Desgevraagd heeft de gemachtigde van appellant ter zitting niet bestreden dat, mocht de Raad tot het oordeel komen dat de door de (bezwaar)verzekeringsartsen ten aanzien van appellant op 9 oktober 2001 vastgestelde medische beperkingen juist worden geacht, de voor appellant geselecteerde functies voor hem geschikt kunnen worden geacht en er overigens ook geen bezwaren tegen die functies bestaan.
Gelet op hetgeen hiervoor is overwogen ten aanzien van de medische kant van het bestreden besluit, vermag de Raad niet in te zien dat appellant ten tijde in geding niet in staat was tot het verrichten van de 3 door de register arbeidsdeskundige C.R. Maitimo geselecteerde functies.
Uit het voorgaande concludeert de Raad, met de rechtbank, dat het Uwv terecht de mate van arbeidsongeschiktheid van appellant per 29 oktober 2001 heeft vastgesteld op minder dan 15%, zodat appellant niet als arbeidsongeschikt in de zin van de WAO wordt beschouwd.
Wat betreft de terugvordering overweegt de Raad het volgende.

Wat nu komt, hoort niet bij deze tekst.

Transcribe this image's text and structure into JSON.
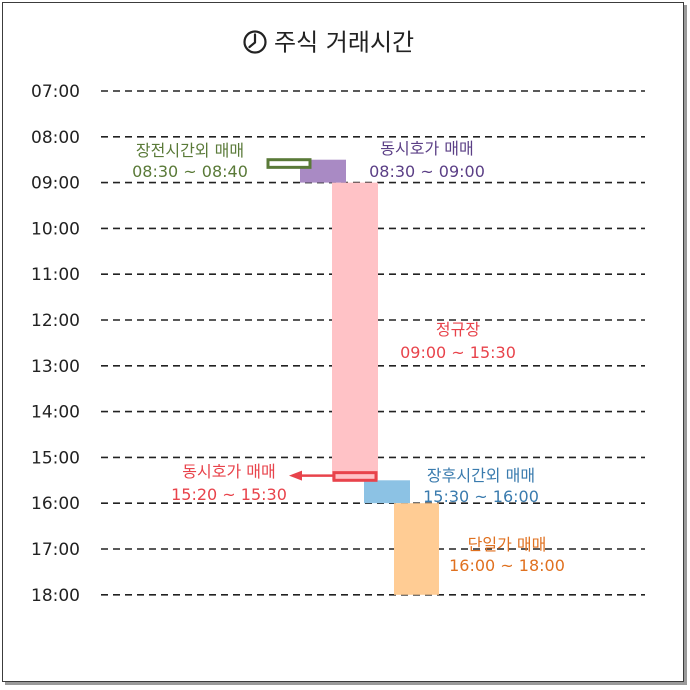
{
  "title": "주식 거래시간",
  "icon": "clock-icon",
  "hours": [
    "07:00",
    "08:00",
    "09:00",
    "10:00",
    "11:00",
    "12:00",
    "13:00",
    "14:00",
    "15:00",
    "16:00",
    "17:00",
    "18:00"
  ],
  "sessions": [
    {
      "id": "pre-market-off-hours",
      "name": "장전시간외 매매",
      "time": "08:30 ~ 08:40",
      "start": 8.5,
      "end": 8.667,
      "color": "#5a7a38",
      "fill": "#ffffff",
      "style": "outline"
    },
    {
      "id": "opening-call-auction",
      "name": "동시호가 매매",
      "time": "08:30 ~ 09:00",
      "start": 8.5,
      "end": 9.0,
      "color": "#5b3f86",
      "fill": "#a98ac4",
      "style": "bar"
    },
    {
      "id": "regular-session",
      "name": "정규장",
      "time": "09:00 ~ 15:30",
      "start": 9.0,
      "end": 15.5,
      "color": "#e8434b",
      "fill": "#ffc2c6",
      "style": "bar"
    },
    {
      "id": "closing-call-auction",
      "name": "동시호가 매매",
      "time": "15:20 ~ 15:30",
      "start": 15.333,
      "end": 15.5,
      "color": "#e8434b",
      "fill": "#ffc2c6",
      "style": "outline"
    },
    {
      "id": "after-hours-closing",
      "name": "장후시간외 매매",
      "time": "15:30 ~ 16:00",
      "start": 15.5,
      "end": 16.0,
      "color": "#3a7bae",
      "fill": "#8cc2e4",
      "style": "bar"
    },
    {
      "id": "single-price-trading",
      "name": "단일가 매매",
      "time": "16:00 ~ 18:00",
      "start": 16.0,
      "end": 18.0,
      "color": "#e07120",
      "fill": "#ffcc94",
      "style": "bar"
    }
  ]
}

In hoger beroep is door appellant niet bestreden dat in de situatie dat hij geen recht heeft op een WAO-uitkering over de periode van 29 april 2002 tot en met 31 juli 2002 een bedrag van € 2.937,97 aan voorschotten onverschuldigd is betaald en dat artikel 57, eerste lid, van de WAO het Uwv dwingt tot terugvordering van hetgeen onverschuldigd is betaald.
Ook in hoger beroep heeft appellant zich op het standpunt gesteld dat het Uwv aanleiding had moeten vinden om wegens dringende redenen van terugvordering af te zien. Gesteld is dat appellant door de terugvordering een inkomen zal genieten onder het bijstandsniveau.
Naar vaste jurisprudentie van de Raad kunnen deze dringende redenen slechts gelegen zijn in de onaanvaardbaarheid van de gevolgen die een terugvordering voor een verzekerde heeft. Dat een verzekerde als gevolg van een terugvordering in een moeilijke financiële situatie komt te verkeren wordt niet als dringende reden aangemerkt. Het is aan betrokkene om dringende redenen aan te voeren. Appellant heeft echter geen feiten of omstandigheden aangevoerd die een beroep op dringende redenen als vorenbedoeld rechtvaardigen. De enkele, ook in hoger beroep niet toegelichte, stelling dat appellant door de terugvordering een inkomen zal genieten onder het bijstandsniveau is onvoldoende.
Uit het vorenstaande vloeit voort dat het hoger beroep niet kan slagen. De aangevallen uitspraak dient te worden bevestigd.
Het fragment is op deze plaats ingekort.